How to estimate this incomplete-Gamma-function-like double integral?

Question

Define $$ f(n, k)= \int_0^\infty e^{-(n+1)y} (1+y)^n \int_y^\infty e^{-(kn+1)x} (1+x)^{kn} \mathrm dx \mathrm dy, $$ where $k > 0$ is a fixed integer. I would like to estimate the growth $f(n,k)$ as $n \to \infty$.

In the case that $k=1$, we have $$ \begin{align*} f(n, 1) & = \int_0^\infty e^{-(n+1)y} (1+y)^n \int_y^\infty e^{-nx} (1+x)^{n} \mathrm dx \, \mathrm dy \\ & = \int_0^\infty e^{-(n+1)x} (1+x)^n \int_0^x e^{-ny} (1+y)^{n} \mathrm dy \, \mathrm dx \\ & = \int_0^\infty e^{-(n+1)x} (1+x)^n \left( \int_0^\infty e^{-ny} (1+y)^{n} \mathrm dy - \int_x^\infty e^{-ny} (1+y)^{n} \mathrm dy \right) \mathrm dx \\ & = \left(\int_0^\infty e^{-(n+1)x} (1+x)^n \mathrm dx \right)^2 - f(n,1). \end{align*} $$ So we have $$ \begin{align*} f(n,1) & = \frac 1 2 \left(\int_0^\infty e^{-(n+1)x} (1+x)^n \mathrm dx \right)^2 \\ & = \frac 1 2 \left( \left(\frac{e}{n+1}\right)^{n+1} \Gamma(n+1, n+1) \right)^2 \\ & \sim \frac 1 2 \frac {\pi}{2n}, \end{align*} $$ where $\Gamma(a,z)$ is the incomplete Gamma function.

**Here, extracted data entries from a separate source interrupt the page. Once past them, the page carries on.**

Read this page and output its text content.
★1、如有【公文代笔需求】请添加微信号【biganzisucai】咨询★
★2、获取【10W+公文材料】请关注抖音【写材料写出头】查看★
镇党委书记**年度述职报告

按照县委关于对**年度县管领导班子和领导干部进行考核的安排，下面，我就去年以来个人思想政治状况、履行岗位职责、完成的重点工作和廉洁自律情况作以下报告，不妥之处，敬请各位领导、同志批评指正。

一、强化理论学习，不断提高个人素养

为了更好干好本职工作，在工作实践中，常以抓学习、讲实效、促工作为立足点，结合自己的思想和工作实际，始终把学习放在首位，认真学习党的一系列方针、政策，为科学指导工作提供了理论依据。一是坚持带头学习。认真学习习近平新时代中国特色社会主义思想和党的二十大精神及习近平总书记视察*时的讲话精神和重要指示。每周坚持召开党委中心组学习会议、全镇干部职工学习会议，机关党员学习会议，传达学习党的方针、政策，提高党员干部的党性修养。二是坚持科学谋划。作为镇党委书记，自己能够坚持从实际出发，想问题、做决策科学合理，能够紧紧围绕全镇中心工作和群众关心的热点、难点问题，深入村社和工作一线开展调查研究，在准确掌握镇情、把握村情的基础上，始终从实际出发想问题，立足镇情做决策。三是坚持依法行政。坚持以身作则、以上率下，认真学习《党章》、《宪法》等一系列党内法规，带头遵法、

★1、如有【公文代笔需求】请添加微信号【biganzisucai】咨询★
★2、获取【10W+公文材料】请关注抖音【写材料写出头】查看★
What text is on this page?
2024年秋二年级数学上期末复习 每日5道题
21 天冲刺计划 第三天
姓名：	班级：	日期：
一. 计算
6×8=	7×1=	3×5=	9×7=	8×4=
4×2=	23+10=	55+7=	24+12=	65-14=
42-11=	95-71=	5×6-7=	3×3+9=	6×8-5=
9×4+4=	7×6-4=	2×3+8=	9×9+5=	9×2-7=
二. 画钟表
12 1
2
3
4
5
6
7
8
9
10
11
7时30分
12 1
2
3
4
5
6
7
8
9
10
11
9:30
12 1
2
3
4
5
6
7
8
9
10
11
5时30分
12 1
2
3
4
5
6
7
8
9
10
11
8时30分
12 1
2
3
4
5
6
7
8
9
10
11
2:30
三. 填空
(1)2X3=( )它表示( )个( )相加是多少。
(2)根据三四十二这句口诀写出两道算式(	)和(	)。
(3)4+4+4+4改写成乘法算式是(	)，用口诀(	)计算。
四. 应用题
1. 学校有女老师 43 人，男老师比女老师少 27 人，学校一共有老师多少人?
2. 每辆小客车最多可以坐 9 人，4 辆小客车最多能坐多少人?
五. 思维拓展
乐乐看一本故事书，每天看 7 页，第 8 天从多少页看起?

But is there any way to find the first order approximation this double integral for genera $k$?

Answer 1

First, change variables $x-y=z$ $$ f(n, k)= \int_0^\infty e^{-(n+1)y} (1+y)^n \int_y^\infty e^{-(kn+1)x} (1+x)^{kn} \mathrm{d}x \mathrm {d}y= f(n, k)= \int_0^\infty \mathrm{d}y e^{-(n+1)y} (1+y)^n \int_0^\infty e^{-(kn+1)(y+z)} (1+y+z)^{kn} \mathrm{d}z, $$ and then rewrite as $$ f(n, k)= \iint_0^\infty \mathrm{d}y\mathrm{d}z\ e^{-2y-z} e^{-n \phi_k(y,z)}\ , $$ where $$ \phi_k(y,z)=y-\log(1+y)+k(y+z)-k\log(1+y+z)\ . $$ The largest contribution to the integral for large $n$ comes from the region where $\phi_k(y,z)$ is as small as possible. Finding the minimum $$ \frac{\partial}{\partial y}\phi_k(y,z)=1-\frac{1}{1+y}+k-k\frac{1}{1+y+z}=0 $$ $$ \frac{\partial}{\partial z}\phi_k(y,z)=k-k\frac{1}{1+y+z}=0 $$ we obtain that the minimum is achieved at $(y^\star,z^\star)=(0,0)$, which corresponds to a boundary point of the integration domain. Expanding $\phi_k(y,z)$ around the point $(y^\star,z^\star)=(0,0)$ up to second order, the function $f(n,k)$ can be approximated as $$ f(n,k)\sim\iint_0^\infty \mathrm{d}x_1\mathrm{d}x_2 \exp\left[-\frac{n}{2}\mathbf{x}^T A\mathbf{x}\right] $$ where $A$ is the Hessian matrix evaluated at $(x^\star,y^\star)$, i.e. $$ A=\begin{pmatrix} \frac{\partial^2 \phi_k(y,z)}{\partial y^2} &\frac{\partial^2 \phi_k(y,z)}{\partial y\partial z}\\\frac{\partial^2 \phi_k(y,z)}{\partial z\partial y} & \frac{\partial^2 \phi_k(y,z)}{\partial z^2} \end{pmatrix}\Big|_{(x,y)=(0,0)} =\begin{pmatrix} 1+k & k\\ k & k\end{pmatrix}\ , $$ and $\mathbf{x}=(x_1,x_2)^T$. Solving the integral, we obtain $$ f(n,k)\sim\frac{\arctan\left(\frac{1}{\sqrt{k}}\right)}{n\sqrt{k}}\ . $$ Note that for $k=1$, we recover $f(n,1)\sim \pi/(4n)$.